MARIO CONSIGLIO

Mario Consiglio nasce a Maglie (Lecce) nel 1968. Si è diplomato all’Accademia di Belle Arti di Urbino per poi entrare come professore all’Accademia di Belle Arti di Perugia.
La produzione artistica di Consiglio è una ricerca politica e concettuale, ironica e provocatoria, che reinterpreta criticamente la realtà.
È un’artista eclettico, che spazia tra diverse forme espressive e tecniche: dalla scultura alla pittura, dalla fotografia ai video; sperimentando anche con scritte, ready-made e una pluralità di materiali come gommapiuma, prodotti vinilici, catarifrangenti, vernici micalizzate, vetroresina, etc.

“Mi piace raccontarmi attraverso tecniche diverse e in continua evoluzione. In questo senso mi nutro di tutto, mi definisco un artista che riordina il caos, un neo-caotico. Nella mia vita ho avuto più periodi fortunati caratterizzati da tecniche molto originali, ma l’esigenza di esplorare e sperimentare hanno alimentato la mia curiosità verso il contemporaneo trasformandomi in un artista onnivoro.”

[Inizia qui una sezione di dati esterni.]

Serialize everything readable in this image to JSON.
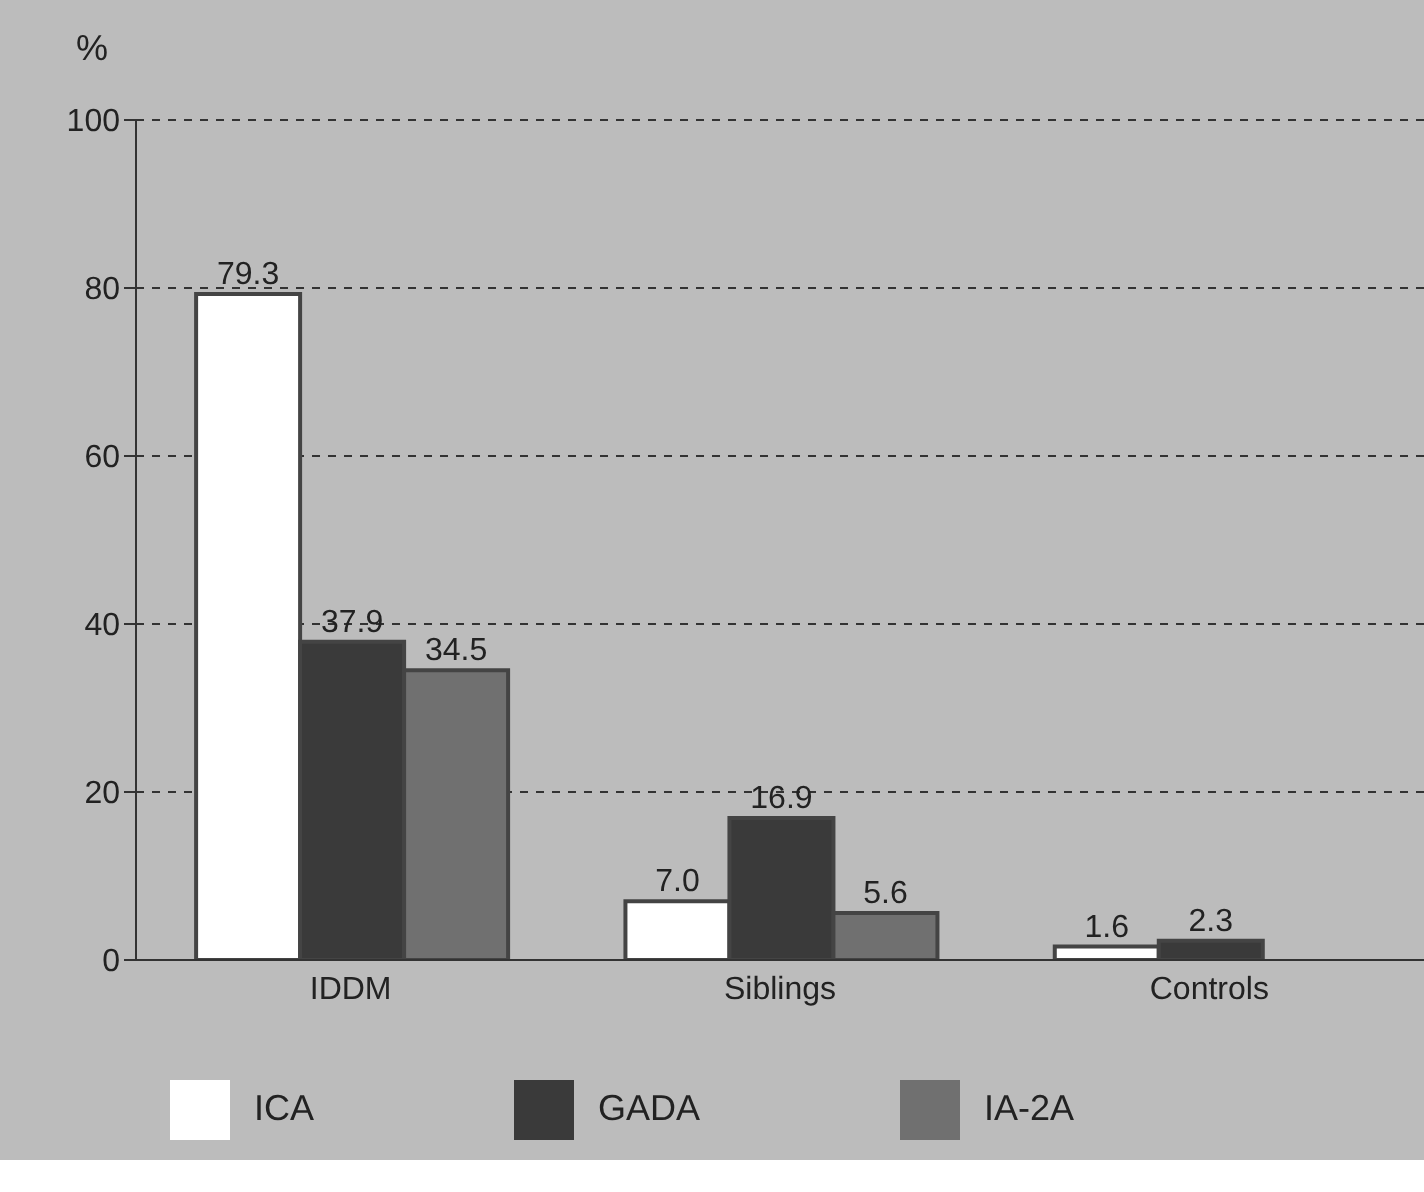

La sua arte, infatti, si articola in più cicli che si ramificano e si incrociano tra loro per evolversi e dare così vita ad un insieme che si sviluppa attraverso la manipolazione, spesso ironica, di forme e immagini prese dalla cultura alta e bassa.

Ha esposto in numerosi spazi privati e pubblici, in Italia e all’estero tra cui il Grimmuseum a (Berlino) la Trolley Gallery (Londra) Martina Re Gallery (Miami), Galleria Seno (Milano), Galleria Pio Monti (Roma), Fondazione Sandretto (Torino), Gran Central Terminal (New York), Spiral Hall (Tokyo); 

ha partecipato ad Art Basel, alla Prague Biennal (Praga), a Expo 98 (Lisbona) e a molte altre iniziative artistiche.